Kıymetli meslektaşlarım, demokrasinin gelişimi devlet anlayışıyla da dönüşmüştür. Bekçi devletten, refah devletine oradan sosyal devlete ve nihayet anayasal devlete. Anayasal devlet ise iktidarın, birey ve hak ve özgürlükleri lehine sınırlandırdığı kuvvetler ayrılığının uygulandığı yargının bağımsız ve tarafsız kılındığı devlettir.
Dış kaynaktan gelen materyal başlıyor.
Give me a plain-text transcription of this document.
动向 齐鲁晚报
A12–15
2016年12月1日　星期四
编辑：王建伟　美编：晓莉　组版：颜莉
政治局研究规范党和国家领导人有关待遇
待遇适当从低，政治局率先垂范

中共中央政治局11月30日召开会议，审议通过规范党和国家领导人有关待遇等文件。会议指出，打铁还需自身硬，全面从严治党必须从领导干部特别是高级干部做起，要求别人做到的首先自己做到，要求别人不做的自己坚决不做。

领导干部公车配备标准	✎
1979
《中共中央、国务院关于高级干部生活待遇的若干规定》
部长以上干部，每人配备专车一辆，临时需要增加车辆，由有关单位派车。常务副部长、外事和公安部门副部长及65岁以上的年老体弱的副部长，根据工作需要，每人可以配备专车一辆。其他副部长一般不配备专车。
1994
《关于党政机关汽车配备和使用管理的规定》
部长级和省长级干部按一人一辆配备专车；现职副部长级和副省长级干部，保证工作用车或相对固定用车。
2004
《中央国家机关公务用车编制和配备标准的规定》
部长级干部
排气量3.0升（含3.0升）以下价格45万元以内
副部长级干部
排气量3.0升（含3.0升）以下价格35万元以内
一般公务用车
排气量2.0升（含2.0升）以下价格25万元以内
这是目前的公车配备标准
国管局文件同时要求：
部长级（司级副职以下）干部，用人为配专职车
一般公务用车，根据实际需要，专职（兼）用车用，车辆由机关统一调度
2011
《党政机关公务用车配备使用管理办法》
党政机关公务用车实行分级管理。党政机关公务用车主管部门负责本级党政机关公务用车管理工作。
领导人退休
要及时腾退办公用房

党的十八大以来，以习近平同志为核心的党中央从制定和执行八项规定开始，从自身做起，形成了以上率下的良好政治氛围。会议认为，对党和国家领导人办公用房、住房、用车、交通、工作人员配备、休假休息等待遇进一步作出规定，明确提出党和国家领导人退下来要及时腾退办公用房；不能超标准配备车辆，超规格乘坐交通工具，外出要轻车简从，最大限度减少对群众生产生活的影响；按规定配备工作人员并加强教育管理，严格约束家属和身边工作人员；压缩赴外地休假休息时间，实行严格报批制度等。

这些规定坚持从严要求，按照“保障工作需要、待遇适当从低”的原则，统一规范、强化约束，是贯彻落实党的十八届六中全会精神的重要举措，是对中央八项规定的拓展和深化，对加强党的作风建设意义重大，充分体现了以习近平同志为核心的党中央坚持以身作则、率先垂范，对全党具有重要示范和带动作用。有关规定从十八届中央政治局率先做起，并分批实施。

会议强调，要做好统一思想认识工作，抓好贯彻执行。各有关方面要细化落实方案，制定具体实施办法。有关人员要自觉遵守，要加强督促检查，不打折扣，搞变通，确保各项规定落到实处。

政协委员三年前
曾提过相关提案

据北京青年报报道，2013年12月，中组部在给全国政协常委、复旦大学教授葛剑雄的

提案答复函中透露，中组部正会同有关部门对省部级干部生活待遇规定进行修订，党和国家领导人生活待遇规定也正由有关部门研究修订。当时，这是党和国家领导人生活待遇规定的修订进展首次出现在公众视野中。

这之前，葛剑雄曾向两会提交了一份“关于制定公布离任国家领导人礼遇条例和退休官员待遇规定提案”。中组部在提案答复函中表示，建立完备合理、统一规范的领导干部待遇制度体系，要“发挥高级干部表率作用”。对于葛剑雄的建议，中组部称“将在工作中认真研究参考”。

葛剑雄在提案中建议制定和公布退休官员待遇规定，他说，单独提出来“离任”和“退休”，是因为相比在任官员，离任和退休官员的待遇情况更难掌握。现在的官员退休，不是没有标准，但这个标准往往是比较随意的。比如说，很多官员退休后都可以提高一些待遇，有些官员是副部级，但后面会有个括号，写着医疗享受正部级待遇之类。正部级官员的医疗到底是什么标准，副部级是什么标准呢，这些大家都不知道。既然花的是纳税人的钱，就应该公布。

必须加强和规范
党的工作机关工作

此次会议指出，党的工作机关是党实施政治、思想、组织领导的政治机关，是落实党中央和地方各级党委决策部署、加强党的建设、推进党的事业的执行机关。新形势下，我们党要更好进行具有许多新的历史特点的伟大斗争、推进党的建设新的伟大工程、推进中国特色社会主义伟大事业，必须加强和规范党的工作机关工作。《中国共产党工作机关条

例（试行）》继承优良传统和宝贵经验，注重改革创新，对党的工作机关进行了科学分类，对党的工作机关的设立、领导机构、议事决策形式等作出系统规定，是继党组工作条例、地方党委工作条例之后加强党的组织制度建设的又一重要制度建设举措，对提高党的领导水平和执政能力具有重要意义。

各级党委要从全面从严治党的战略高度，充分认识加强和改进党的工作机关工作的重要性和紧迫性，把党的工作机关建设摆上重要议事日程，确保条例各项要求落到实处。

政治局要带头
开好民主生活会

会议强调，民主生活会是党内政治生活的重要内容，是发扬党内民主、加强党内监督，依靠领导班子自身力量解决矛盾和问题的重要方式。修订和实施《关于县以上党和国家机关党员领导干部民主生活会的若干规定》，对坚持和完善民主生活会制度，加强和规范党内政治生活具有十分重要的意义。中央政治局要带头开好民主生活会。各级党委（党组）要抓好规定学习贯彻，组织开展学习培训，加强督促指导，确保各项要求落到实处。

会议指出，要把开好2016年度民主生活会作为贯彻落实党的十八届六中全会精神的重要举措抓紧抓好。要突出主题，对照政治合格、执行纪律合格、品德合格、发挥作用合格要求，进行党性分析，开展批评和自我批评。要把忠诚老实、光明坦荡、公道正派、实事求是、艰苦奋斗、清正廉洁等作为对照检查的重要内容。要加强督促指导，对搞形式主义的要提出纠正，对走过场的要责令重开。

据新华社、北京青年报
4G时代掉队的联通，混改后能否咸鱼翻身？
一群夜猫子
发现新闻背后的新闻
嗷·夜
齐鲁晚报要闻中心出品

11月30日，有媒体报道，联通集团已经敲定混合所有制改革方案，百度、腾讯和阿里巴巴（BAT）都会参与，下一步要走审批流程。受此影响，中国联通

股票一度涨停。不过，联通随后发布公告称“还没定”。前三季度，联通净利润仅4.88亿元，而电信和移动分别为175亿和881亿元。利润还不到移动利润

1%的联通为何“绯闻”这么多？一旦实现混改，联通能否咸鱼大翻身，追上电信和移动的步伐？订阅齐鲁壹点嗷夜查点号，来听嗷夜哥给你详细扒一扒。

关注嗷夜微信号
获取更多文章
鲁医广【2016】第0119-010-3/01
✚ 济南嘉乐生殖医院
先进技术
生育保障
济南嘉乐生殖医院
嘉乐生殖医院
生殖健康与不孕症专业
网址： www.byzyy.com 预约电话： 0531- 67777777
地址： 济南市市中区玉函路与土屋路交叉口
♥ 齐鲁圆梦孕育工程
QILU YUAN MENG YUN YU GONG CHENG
Bu nedenle demokrasiyi sadece seçimlere indirgemek yanlıştır, anayasal demokrasi çoğunluk iradesinin yanında, bireyin haklarını eşitliği, hoşgörüyü ve hukukun üstünlüğünü merkeze alır. Unutulmamalıdır ki yargı bağımsızlığı, toplumun adalet ihtiyacının güvencesidir. Adalet yalnızca mahkemelerin değil toplumun ortak vicdanıdır.’’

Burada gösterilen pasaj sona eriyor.